Начальником заставы был взводный, штабс-капитан Фролов, тихий белокурый человек, верховодил же всем во взводе седобородый ворчун Ветеран, прозванный так по созвучию: за то, что был он ветеринарный врач, и за участие в Турецкой войне. Над последним обстоятельством во взводе частенько подтрунивали:

— Ну что там у вас, какая это война — горшками дрались!.. Горшковая кампания…

Прапорщики из питерских молодцов звали Ветерана ещё «папашкой», а солдаты просто «дедом».
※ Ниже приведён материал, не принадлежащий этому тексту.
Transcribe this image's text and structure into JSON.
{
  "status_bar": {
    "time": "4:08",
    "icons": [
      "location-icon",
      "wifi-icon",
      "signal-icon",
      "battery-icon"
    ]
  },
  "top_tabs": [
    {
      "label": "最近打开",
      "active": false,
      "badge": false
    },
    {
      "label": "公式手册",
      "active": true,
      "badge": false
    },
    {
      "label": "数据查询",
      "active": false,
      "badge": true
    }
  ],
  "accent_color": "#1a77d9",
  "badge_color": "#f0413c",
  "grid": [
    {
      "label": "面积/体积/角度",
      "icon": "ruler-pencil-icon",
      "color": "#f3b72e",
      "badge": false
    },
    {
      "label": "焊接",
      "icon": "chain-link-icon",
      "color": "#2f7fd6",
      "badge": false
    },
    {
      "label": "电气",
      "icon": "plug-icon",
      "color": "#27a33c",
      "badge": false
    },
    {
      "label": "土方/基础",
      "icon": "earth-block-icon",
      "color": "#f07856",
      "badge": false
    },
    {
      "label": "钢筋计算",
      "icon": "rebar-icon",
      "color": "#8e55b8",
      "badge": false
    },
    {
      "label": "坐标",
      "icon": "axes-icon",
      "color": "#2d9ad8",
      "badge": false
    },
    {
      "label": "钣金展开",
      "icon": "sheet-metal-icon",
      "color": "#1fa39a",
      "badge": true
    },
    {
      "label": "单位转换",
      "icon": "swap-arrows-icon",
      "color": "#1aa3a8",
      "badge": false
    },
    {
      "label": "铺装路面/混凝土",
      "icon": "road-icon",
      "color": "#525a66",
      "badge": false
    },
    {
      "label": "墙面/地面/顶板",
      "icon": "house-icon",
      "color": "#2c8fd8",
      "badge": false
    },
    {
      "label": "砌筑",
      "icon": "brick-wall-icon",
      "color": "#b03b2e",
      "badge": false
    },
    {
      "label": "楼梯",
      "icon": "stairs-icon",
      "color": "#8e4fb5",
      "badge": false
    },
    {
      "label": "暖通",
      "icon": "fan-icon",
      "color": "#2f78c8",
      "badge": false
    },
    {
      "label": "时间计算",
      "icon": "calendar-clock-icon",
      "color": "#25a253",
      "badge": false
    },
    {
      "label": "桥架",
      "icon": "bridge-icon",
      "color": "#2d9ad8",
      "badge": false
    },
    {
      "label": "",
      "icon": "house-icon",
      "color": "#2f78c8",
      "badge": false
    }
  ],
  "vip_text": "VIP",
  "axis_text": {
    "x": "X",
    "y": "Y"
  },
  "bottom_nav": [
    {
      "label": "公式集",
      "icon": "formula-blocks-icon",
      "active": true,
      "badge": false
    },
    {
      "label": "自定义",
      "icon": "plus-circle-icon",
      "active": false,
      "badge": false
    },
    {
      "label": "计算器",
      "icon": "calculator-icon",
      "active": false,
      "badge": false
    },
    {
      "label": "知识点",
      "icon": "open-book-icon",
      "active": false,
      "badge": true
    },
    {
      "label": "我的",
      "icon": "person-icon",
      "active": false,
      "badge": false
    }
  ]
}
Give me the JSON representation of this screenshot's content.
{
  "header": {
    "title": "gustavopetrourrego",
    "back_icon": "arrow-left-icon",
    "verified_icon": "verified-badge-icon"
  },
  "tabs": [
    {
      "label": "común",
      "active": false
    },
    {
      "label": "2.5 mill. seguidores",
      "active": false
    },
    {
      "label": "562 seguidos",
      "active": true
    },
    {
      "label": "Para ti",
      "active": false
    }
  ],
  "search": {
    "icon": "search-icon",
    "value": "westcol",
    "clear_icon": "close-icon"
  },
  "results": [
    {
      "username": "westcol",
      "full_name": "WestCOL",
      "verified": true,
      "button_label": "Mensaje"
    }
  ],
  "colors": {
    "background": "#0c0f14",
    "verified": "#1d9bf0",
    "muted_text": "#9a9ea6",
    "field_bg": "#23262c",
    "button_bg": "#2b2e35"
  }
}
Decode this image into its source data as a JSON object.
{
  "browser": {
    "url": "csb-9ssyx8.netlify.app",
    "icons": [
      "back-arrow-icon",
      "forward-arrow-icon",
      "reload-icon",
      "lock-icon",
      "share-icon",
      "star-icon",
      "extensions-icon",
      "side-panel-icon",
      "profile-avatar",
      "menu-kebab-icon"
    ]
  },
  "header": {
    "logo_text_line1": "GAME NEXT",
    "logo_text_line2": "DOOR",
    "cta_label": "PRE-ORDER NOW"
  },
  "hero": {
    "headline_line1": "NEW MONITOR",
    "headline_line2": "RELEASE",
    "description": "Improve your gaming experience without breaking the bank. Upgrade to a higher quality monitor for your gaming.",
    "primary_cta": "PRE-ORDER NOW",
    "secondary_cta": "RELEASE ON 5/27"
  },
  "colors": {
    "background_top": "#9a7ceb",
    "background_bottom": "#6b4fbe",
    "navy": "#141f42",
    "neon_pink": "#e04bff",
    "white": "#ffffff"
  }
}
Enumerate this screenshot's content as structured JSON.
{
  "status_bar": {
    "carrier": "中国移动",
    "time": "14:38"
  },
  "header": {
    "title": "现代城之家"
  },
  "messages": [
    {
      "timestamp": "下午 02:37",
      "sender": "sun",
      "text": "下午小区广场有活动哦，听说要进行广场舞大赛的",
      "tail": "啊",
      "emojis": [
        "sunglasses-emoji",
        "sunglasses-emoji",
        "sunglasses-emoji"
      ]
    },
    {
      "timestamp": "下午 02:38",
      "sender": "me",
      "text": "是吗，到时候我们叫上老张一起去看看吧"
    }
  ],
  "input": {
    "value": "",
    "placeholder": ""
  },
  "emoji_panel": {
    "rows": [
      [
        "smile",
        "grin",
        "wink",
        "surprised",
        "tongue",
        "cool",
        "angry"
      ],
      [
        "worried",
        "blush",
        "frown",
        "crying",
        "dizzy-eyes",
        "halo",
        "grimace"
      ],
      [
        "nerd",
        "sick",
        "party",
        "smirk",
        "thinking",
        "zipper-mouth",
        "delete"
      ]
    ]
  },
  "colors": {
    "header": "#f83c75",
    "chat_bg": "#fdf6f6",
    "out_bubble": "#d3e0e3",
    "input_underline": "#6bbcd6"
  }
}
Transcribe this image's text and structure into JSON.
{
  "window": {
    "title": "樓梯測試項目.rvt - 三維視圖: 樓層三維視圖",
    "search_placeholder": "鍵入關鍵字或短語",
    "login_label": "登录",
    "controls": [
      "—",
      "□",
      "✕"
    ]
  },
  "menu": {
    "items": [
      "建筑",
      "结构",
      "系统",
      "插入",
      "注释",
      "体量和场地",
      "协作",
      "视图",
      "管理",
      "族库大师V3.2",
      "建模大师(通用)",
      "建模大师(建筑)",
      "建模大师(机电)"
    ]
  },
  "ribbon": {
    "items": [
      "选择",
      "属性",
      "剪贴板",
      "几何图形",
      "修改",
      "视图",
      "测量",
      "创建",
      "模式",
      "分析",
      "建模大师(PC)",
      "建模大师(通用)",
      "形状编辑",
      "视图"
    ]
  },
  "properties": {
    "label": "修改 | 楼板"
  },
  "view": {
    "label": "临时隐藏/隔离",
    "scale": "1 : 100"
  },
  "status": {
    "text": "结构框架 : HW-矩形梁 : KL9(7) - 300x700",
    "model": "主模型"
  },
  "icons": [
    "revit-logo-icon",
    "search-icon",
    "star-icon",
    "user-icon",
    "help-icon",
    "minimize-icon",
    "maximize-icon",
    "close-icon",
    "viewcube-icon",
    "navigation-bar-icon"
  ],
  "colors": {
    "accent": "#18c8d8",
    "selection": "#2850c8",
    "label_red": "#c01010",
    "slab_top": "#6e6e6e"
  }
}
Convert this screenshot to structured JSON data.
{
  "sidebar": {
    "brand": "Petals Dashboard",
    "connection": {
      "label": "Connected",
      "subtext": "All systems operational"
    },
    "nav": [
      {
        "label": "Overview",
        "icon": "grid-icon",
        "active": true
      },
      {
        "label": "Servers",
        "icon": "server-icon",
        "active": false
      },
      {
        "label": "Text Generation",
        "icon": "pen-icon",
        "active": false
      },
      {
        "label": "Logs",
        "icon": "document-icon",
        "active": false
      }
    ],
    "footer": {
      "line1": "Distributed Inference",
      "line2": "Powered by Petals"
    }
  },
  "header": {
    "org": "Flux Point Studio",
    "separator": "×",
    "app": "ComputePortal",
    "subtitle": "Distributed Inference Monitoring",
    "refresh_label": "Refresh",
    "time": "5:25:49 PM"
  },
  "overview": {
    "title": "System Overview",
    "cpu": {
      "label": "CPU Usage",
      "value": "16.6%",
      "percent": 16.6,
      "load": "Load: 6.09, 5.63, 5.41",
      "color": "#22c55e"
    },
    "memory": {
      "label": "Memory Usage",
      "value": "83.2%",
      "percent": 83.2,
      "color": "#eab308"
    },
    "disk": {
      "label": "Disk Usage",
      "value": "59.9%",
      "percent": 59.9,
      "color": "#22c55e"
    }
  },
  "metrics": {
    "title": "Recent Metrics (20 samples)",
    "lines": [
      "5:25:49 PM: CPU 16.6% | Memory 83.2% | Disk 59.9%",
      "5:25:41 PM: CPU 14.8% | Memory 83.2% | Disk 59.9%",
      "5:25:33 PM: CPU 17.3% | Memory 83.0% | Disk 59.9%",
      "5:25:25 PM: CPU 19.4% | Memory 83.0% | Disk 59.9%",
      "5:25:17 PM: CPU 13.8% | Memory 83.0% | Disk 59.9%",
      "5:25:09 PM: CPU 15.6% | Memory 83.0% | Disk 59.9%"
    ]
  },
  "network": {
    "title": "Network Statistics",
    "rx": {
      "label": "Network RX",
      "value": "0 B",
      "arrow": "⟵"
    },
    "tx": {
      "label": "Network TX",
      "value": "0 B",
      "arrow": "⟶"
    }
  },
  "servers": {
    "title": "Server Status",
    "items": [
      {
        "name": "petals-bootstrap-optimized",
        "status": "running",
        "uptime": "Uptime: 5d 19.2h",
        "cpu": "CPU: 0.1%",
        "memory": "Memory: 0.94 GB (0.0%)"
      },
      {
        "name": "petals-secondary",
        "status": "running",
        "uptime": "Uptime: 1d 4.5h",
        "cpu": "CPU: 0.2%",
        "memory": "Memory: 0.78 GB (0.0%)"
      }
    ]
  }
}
Впереди, за логом, лежало немецкое село — белые яркие кубики под черепичными кровлями. Утрами широкие и плоские трубы домов неспешно курились хозяйственными дымками. Это вызывало раздражение и обиду. Однажды двое из взвода, молодой озорной казачок Митя и прапорщик Дымба, актёр, которого звали Сладкомордым, пробрались тайком в село и вернулись победно-торжественные, с кринками круто затопленного жёлтого молока и большим кругом жирного свиного студня. На другой день пошли опять, но уже не вернулись.

К вечеру шестого дня заставу сняли и взвод послали в обход — в подкрепление роте. Всю ночь проплутали зря, никого не нашли и утром вернулись к полустанку, к теплушке, сонные и злые оттого, что тридцать вёрст месили в темноте тугую резиновую грязь, и оттого, что рубахи от грязи и пота стали едки, как вытяжной пластырь, и оттого ещё, что стоит весна, а приходится томиться в голоде и скуке, а где-то в городе бани и нарядные кофейни, музыка по вечерам в саду и пышной пеной бьёт из-за заборов в переулках сирень.

Уже седа от росы была молодая трава между рельсами, над лесом чуть розовело небо, от реки шёл пар, и где-то тянул пастух. Усталые, переругиваясь, забрались в вагон и сейчас же заснули.

Потом, вспоминая, никто не мог сказать, как всё произошло. Пришли в себя разом от толчка столь сильного, что всех сорвало с нар и горохом бросило в заднюю стенку вагона. Вагон дёрнуло ещё раз и потащило.

В суматохе бросились к дверям — двери были заперты. Когда взялись за топор, прорубили дыру и, откинув щеколду, откатили, наконец, тяжёлый щит в сторону — все сразу поняли, что пришёл конец, нелепый и верный. Вагон со страшной быстротой мчался куда-то. Почувствовали себя мышами в мышеловке, выставленной на солнце. Кто-то выпрыгнул из вагона, но, упав, подскочил и, подпрыгивая сильнее и сильнее, кувыркаясь, большим мячом покатился вниз под откос, вобрав в себя что-то новое и страшное, нечеловеческое.

Тогда без команды, схватив винтовки, начали стрелять в переднюю стену вагона по низу. Скоро в ответ защепилась деревянная обшивка, заметалась по вагону рикошетная пуля, двое выпустили из рук винтовки, один упал нелепо, нехотя, головой вперёд, в угол, и, падая, ударился лбом о железный крюк. На мгновение люди растерялись, но кто-то, сообразив, бросился к нарам и начал выдёргивать из пазов тяжёлые двухвершковые доски. Все кинулись на пол и, укрывая головы за досками, продолжали бить.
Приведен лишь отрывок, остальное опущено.